Aeolian sand transport above three desert surfaces in northern China with different characteristics (shifting sand, straw checkerboard, and gravel): field observations
PING LYU, ZHIBAO DONG
Cold and Arid Regions Environmental and Engineering Research Institute, CAS email@example.com, LANZHOU, China, China
Aeolian sand transport results from interactions between the wind and the ground surface, and is a key link between micro-scale mechanisms responsible for the movement of individual grains of sand and macroscopic mechanisms that govern the flow of windblown sand. As a result, many studies have been performed to study aeolian transport, but few studies have simultaneously compared the effects of the surface characteristics on aeolian transport in the same region. In the present study, we designed three experimental areas to provide a comparison of the transport rates under different types of boundary layer conditions (shifting sand, straw checkerboard, and gravel), with different sediment availability but under the same wind regime. The study was conducted at the Shapotou Aeolian Experiment Site, Chinese Academy of Sciences, where we studied the sand transport rate and mass flux density profiles using synchronous experimental data. The surface characteristics dramatically affected aeolian transport. The mass flux density profile above the open shifting sand surface and straw checkerboard reached its maximum value near the surface, and followed an exponential-decay function.

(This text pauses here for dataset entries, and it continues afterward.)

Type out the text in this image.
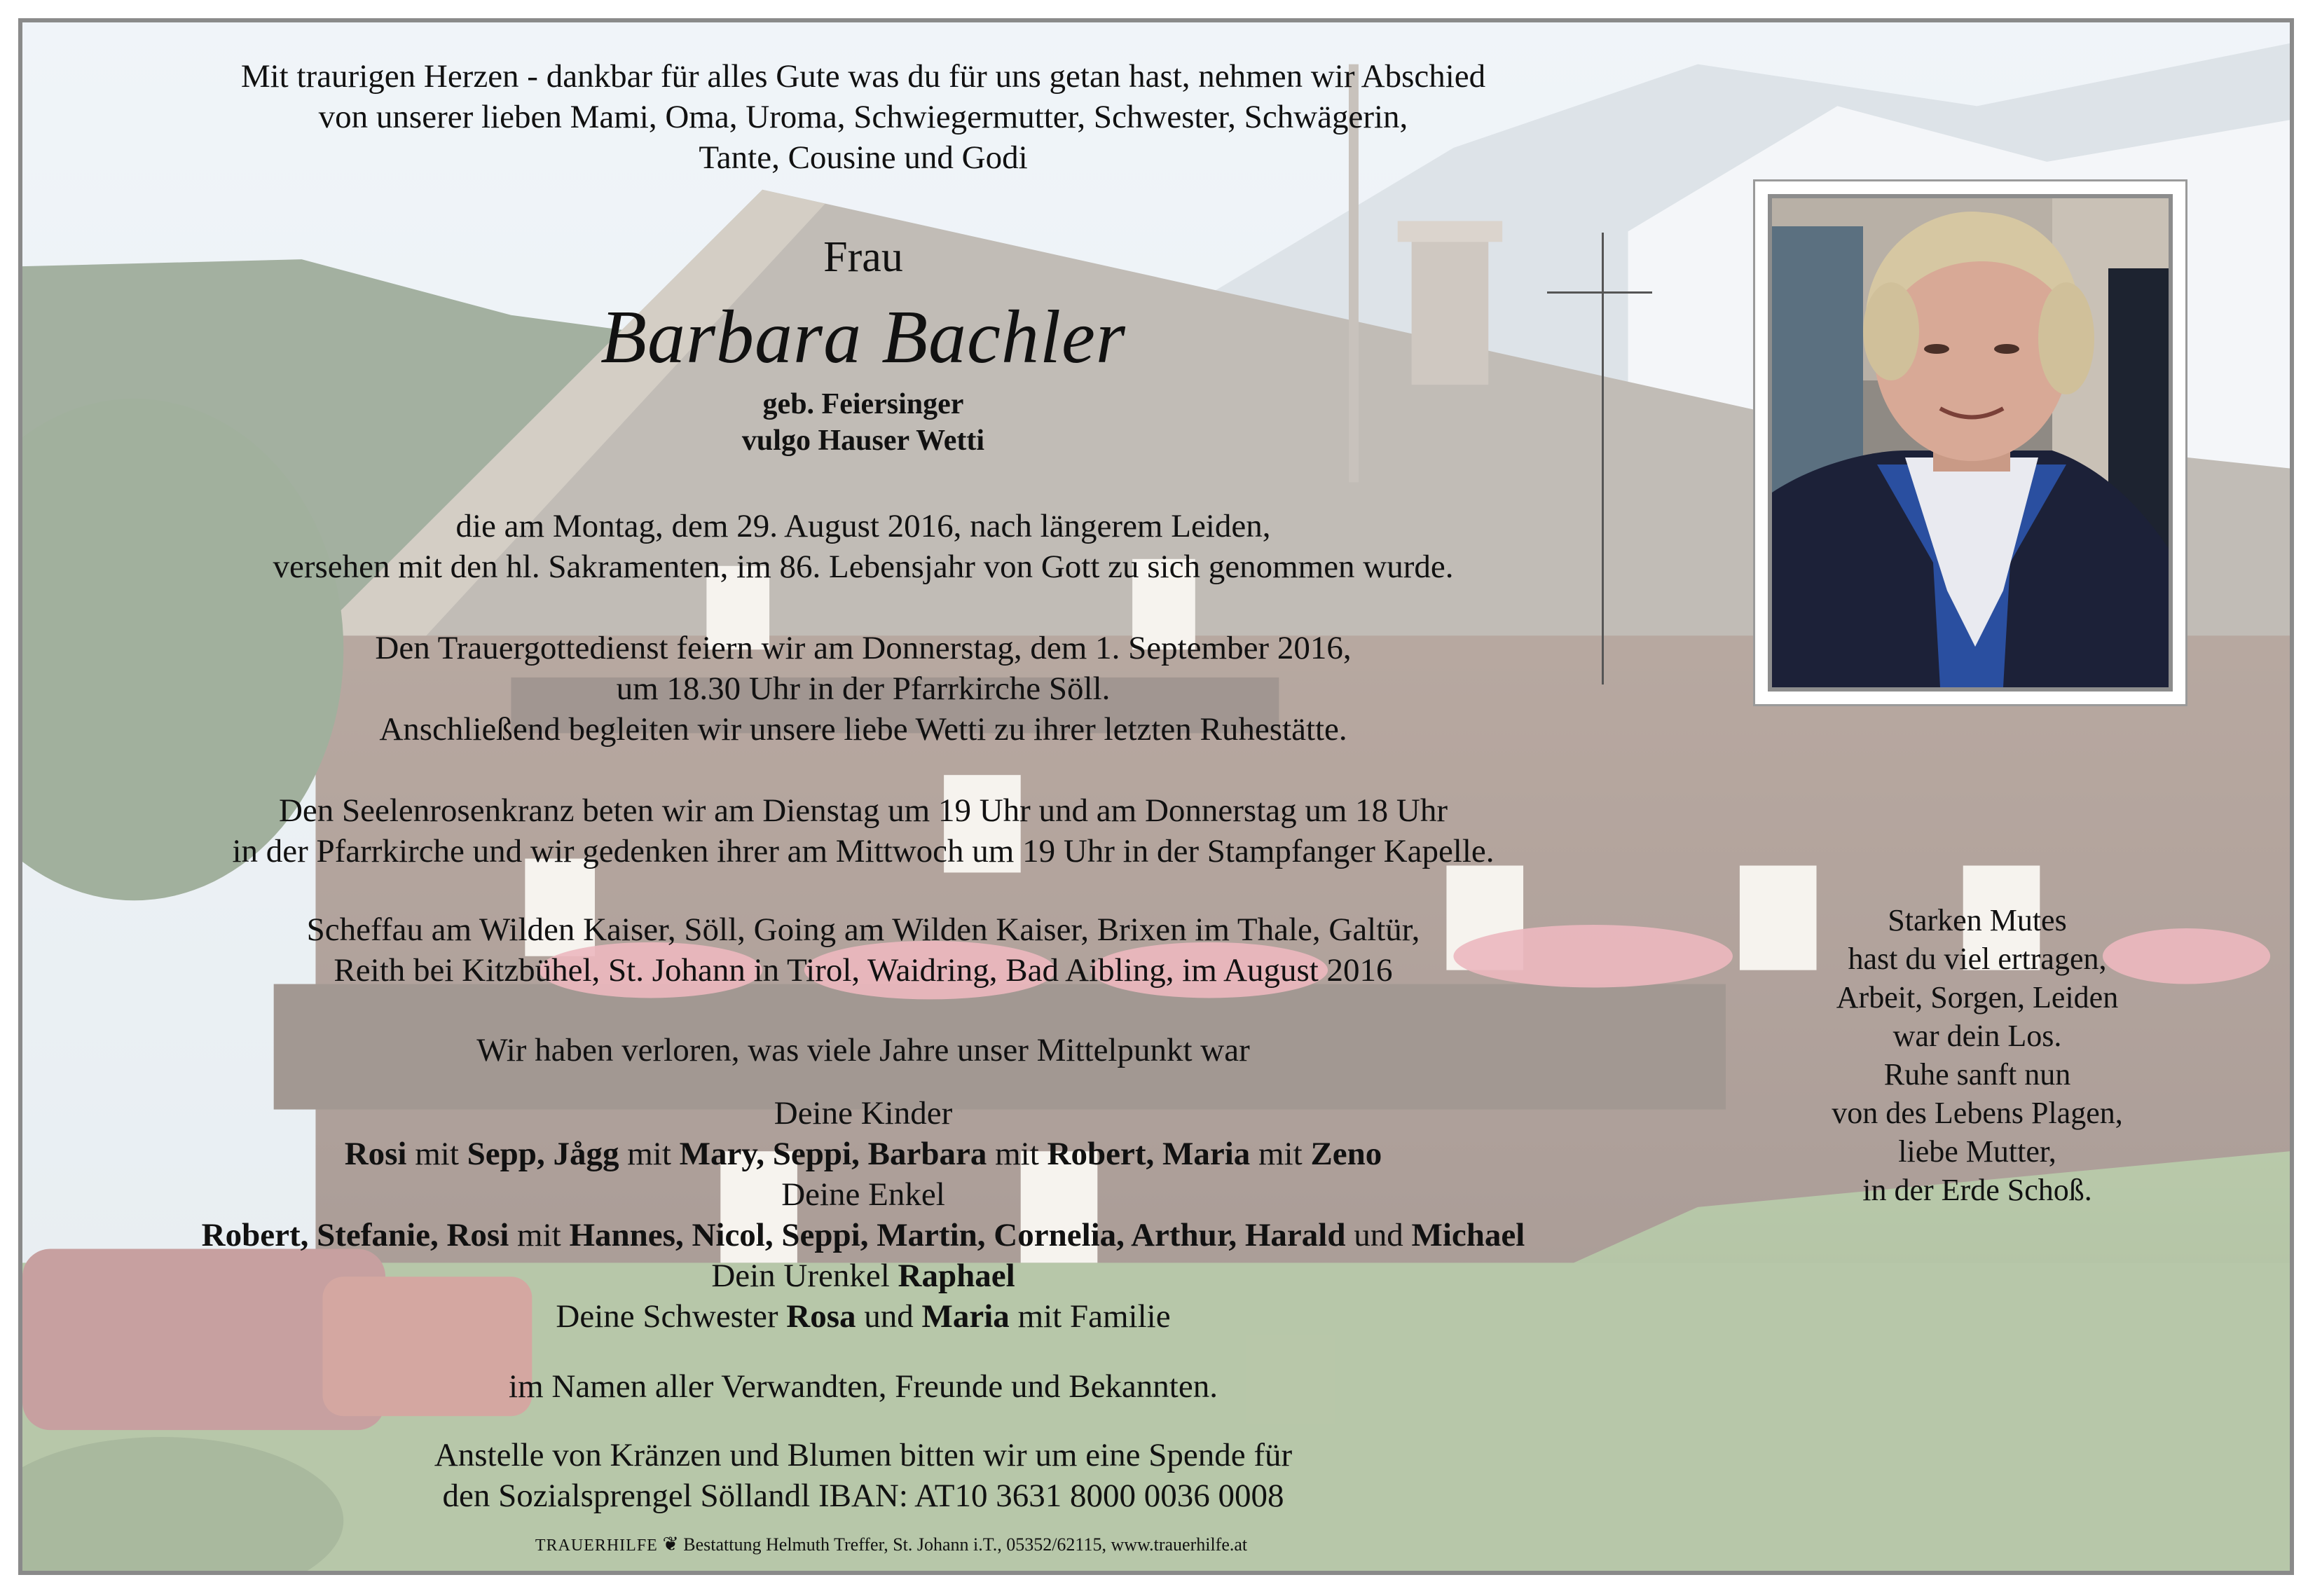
Mit traurigen Herzen - dankbar für alles Gute was du für uns getan hast, nehmen wir Abschied
von unserer lieben Mami, Oma, Uroma, Schwiegermutter, Schwester, Schwägerin,
Tante, Cousine und Godi
Frau
Barbara Bachler
geb. Feiersinger
vulgo Hauser Wetti
die am Montag, dem 29. August 2016, nach längerem Leiden,
versehen mit den hl. Sakramenten, im 86. Lebensjahr von Gott zu sich genommen wurde.
Den Trauergottedienst feiern wir am Donnerstag, dem 1. September 2016,
um 18.30 Uhr in der Pfarrkirche Söll.
Anschließend begleiten wir unsere liebe Wetti zu ihrer letzten Ruhestätte.
Den Seelenrosenkranz beten wir am Dienstag um 19 Uhr und am Donnerstag um 18 Uhr
in der Pfarrkirche und wir gedenken ihrer am Mittwoch um 19 Uhr in der Stampfanger Kapelle.
Scheffau am Wilden Kaiser, Söll, Going am Wilden Kaiser, Brixen im Thale, Galtür,
Reith bei Kitzbühel, St. Johann in Tirol, Waidring, Bad Aibling, im August 2016
Wir haben verloren, was viele Jahre unser Mittelpunkt war
Deine Kinder
Rosi mit Sepp, Jågg mit Mary, Seppi, Barbara mit Robert, Maria mit Zeno
Deine Enkel
Robert, Stefanie, Rosi mit Hannes, Nicol, Seppi, Martin, Cornelia, Arthur, Harald und Michael
Dein Urenkel Raphael
Deine Schwester Rosa und Maria mit Familie
im Namen aller Verwandten, Freunde und Bekannten.
Anstelle von Kränzen und Blumen bitten wir um eine Spende für
den Sozialsprengel Söllandl IBAN: AT10 3631 8000 0036 0008
Starken Mutes
hast du viel ertragen,
Arbeit, Sorgen, Leiden
war dein Los.
Ruhe sanft nun
von des Lebens Plagen,
liebe Mutter,
in der Erde Schoß.
TRAUERHILFE ❦ Bestattung Helmuth Treffer, St. Johann i.T., 05352/62115, www.trauerhilfe.at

For the gravel surface, the maximum transport occurred at a certain height above the ground, but above that height, followed an exponential-decay curve. The transport rate was greatest above the open shifting sand, reaching up to 465 times the rate above the straw checkerboard, with intermediate values above the gravel surface. The average saltation height was highest above the gravel-covered surface, and lowest above the straw-checkerboard surface.